I don't know about GoLive, I stuck with DreamWeaver this whole time. I swear the technology industry is going to consist of like 3 companies 5 years from now. Adobe, Google and Microsoft, lol. (Google will own almost everything.)

It would be a shame to see either one go though.


----------



## HugeCock (Nov 3, 2006)

Oh crap....cleaning up old sites...more like just redoing them...That sucks. I remember when I made the switch, Golive hated files made in Dreamweaver and I in the end just remade each page. Dreamweaver was always godlike for simplicity like adding coloured bordrers to a table...it was a couple clicks where Golive was a bigger hassle..make a CSS...I think intergration is why I made the switch..that and I think colour managment at the time...Shit I like Imageready better than Fireworks....another program to worry about...All I do in Imageready is import folders and create Gif so that shouldnt be a big problem...Time to crack open some Dreamweaver I guess...



			
				QUOTE said:
			
		

> I swear the technology industry is going to consist of like 3 companies 5 years from now.

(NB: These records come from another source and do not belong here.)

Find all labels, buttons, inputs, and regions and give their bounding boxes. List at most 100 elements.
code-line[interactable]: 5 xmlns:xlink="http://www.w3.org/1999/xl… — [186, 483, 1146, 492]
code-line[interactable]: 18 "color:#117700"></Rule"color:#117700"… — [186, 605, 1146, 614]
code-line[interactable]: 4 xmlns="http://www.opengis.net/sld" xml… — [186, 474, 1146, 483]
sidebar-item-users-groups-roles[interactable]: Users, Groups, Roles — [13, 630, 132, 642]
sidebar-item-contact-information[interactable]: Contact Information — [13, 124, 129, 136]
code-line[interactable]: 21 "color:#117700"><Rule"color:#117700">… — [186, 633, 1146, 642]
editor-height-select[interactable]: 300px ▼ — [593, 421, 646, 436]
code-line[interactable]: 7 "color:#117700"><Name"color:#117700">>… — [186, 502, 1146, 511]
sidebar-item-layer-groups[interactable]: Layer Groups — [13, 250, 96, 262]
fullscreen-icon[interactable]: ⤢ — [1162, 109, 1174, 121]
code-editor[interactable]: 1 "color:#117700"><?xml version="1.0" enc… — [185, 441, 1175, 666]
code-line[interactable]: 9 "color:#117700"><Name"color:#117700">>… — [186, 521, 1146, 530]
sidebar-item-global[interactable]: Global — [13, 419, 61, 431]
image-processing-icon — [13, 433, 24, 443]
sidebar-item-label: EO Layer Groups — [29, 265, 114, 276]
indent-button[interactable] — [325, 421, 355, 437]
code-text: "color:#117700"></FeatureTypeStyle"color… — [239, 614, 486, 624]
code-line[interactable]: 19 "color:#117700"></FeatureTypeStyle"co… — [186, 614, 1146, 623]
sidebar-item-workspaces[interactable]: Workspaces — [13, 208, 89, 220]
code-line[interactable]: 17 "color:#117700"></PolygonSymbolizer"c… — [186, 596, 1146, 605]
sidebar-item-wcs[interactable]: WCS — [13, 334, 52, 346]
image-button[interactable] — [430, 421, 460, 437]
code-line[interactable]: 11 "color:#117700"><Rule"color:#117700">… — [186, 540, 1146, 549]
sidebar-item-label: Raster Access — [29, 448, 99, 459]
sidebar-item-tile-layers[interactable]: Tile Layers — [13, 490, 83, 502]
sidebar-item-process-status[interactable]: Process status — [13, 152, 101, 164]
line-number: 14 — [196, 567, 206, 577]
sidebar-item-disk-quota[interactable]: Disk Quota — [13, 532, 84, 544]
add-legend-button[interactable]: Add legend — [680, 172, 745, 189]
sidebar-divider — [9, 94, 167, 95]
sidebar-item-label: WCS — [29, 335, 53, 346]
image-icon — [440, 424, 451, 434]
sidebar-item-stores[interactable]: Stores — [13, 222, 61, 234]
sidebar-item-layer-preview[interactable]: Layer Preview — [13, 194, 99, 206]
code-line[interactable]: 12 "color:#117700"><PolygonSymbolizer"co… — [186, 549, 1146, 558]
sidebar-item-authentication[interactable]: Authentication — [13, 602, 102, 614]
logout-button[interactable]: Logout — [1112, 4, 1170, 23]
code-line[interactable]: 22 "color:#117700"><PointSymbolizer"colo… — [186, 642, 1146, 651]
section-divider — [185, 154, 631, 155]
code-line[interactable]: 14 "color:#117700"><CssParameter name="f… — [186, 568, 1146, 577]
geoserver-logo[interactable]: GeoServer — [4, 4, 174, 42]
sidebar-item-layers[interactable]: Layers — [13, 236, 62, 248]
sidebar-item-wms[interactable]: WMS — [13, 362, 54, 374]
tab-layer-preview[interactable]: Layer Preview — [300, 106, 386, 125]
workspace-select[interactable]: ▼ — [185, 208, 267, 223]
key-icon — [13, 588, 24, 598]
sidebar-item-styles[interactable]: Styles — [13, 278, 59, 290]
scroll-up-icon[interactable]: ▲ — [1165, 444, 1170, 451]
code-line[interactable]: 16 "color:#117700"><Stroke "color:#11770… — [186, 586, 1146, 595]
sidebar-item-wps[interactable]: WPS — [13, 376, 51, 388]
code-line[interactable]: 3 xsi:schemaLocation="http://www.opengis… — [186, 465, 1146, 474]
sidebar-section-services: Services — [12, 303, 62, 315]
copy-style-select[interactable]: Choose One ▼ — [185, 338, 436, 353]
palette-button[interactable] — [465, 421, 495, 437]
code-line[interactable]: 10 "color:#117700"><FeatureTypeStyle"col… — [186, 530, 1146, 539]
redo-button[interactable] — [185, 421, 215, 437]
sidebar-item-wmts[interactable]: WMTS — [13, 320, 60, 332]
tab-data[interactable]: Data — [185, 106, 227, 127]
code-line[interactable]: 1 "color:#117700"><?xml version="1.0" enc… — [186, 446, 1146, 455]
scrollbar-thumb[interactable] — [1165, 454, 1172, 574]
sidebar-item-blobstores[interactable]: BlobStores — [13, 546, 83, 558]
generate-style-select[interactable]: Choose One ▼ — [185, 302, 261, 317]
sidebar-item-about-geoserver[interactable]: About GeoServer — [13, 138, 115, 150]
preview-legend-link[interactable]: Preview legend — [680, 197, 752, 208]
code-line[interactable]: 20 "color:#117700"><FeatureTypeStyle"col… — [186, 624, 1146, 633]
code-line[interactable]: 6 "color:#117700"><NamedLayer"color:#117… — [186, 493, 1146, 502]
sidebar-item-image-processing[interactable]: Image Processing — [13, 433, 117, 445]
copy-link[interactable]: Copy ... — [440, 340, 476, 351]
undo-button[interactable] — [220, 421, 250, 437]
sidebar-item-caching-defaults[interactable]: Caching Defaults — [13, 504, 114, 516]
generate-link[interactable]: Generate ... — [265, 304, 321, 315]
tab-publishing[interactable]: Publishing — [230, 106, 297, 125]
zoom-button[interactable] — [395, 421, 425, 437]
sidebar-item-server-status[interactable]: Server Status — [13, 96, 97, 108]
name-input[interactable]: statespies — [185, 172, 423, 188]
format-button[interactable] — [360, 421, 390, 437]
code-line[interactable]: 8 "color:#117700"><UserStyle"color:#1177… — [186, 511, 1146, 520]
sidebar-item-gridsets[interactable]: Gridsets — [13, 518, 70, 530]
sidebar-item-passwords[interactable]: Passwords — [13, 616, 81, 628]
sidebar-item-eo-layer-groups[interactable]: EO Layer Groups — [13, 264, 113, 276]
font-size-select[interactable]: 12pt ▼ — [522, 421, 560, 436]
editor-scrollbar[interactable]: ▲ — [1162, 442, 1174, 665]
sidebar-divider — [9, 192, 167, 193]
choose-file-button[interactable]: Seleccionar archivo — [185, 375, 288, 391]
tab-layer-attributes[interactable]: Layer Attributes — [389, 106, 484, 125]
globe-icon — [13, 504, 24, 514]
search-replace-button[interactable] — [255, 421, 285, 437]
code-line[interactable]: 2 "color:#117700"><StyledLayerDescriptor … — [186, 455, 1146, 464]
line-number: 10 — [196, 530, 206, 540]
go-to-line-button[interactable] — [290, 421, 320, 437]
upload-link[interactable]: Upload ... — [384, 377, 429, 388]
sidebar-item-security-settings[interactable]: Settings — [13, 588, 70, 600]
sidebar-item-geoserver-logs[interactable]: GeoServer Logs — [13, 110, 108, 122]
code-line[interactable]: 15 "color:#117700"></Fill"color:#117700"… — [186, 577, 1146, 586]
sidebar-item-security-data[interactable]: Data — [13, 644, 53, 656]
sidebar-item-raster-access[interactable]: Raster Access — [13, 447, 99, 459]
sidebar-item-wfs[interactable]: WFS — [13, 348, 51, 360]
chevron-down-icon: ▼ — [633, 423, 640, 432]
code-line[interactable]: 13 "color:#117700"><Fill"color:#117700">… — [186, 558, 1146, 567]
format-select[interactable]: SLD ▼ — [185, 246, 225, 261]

Adobe, Google and Microsoft, lol. (Google will own almost everything.)


Agreed and I hate it, I really hate what abobe has done to Flash...it really is a bad thing IMO and I really don't see a contender coming in...people are really set in their ways.


----------



## jeklnoo (Nov 3, 2006)

QUOTE(HugeCock @ Nov 3 2006 said:


> Now Dreamweaver is owned by Adobe...



Get with the times buddy  
	

	
	
		
		

		
			





 , that was announced over a year ago (it was summer '05 I think), and the deal was completed by like christmas last year.


----------



## kobewan (Nov 3, 2006)

According to Wikipedia:

Adobe Creative Suite 3 is due for release in the first half of 2007. The suite's programs will be the Universal binary version for the Mac platform. In CS3, GoLive will be replaced by Macromedia Dreamweaver, a similar but superior product acquired from Adobe's purchase of Macromedia. The suite is also likely to add Macromedia Flash to its collection of programs, but the fate of Macromedia Fireworks has yet to be decided (it will likely either replace ImageReady or be sold as a standalone application).


----------



## Psyfira (Nov 3, 2006)

If you plan on going into web design or something similar as a career then Dreamweaver's definitely the way to go. Most job vacancies in that field list Dreamweaver specifically by name.


----------



## HugeCock (Nov 3, 2006)

Yea I run my own company so what others think of me and my abilities is not really important, more worried about next year getting blindsided by not getting a new version of the software I use. Same thing happened with adobe's Flash product a while ago. Looks like it's Dreamweaver time...I knew it was the better of the two....a lot of people didn't even know what GoLive was, almost everyone knows what Dreamweaver is....like I said, I just got used to golive after learning to use it


----------



## teh_raf3 (Nov 3, 2006)

Psyfira's right, it's better to know Dreamweaver then GoLive... but on the other hand I don't think Adobe will drop GoLive. Why only make money once when you can do it twice?


----------



## HugeCock (Nov 26, 2006)

Jesus I just made my new computer and installed Dreamweaver instead of Golive and I am gonna cry....it's soooo different....looks like I may need to get me a book cause 8 is nothing like MX....argh


----------



## Blebleman (Nov 26, 2006)

Maybe...


Adobe *Goweaver*© ?


----------



## The Teej (Nov 27, 2006)

Maybe DreamLive?

Nah, that'd so get frowed upon by microsoft, lol.


----------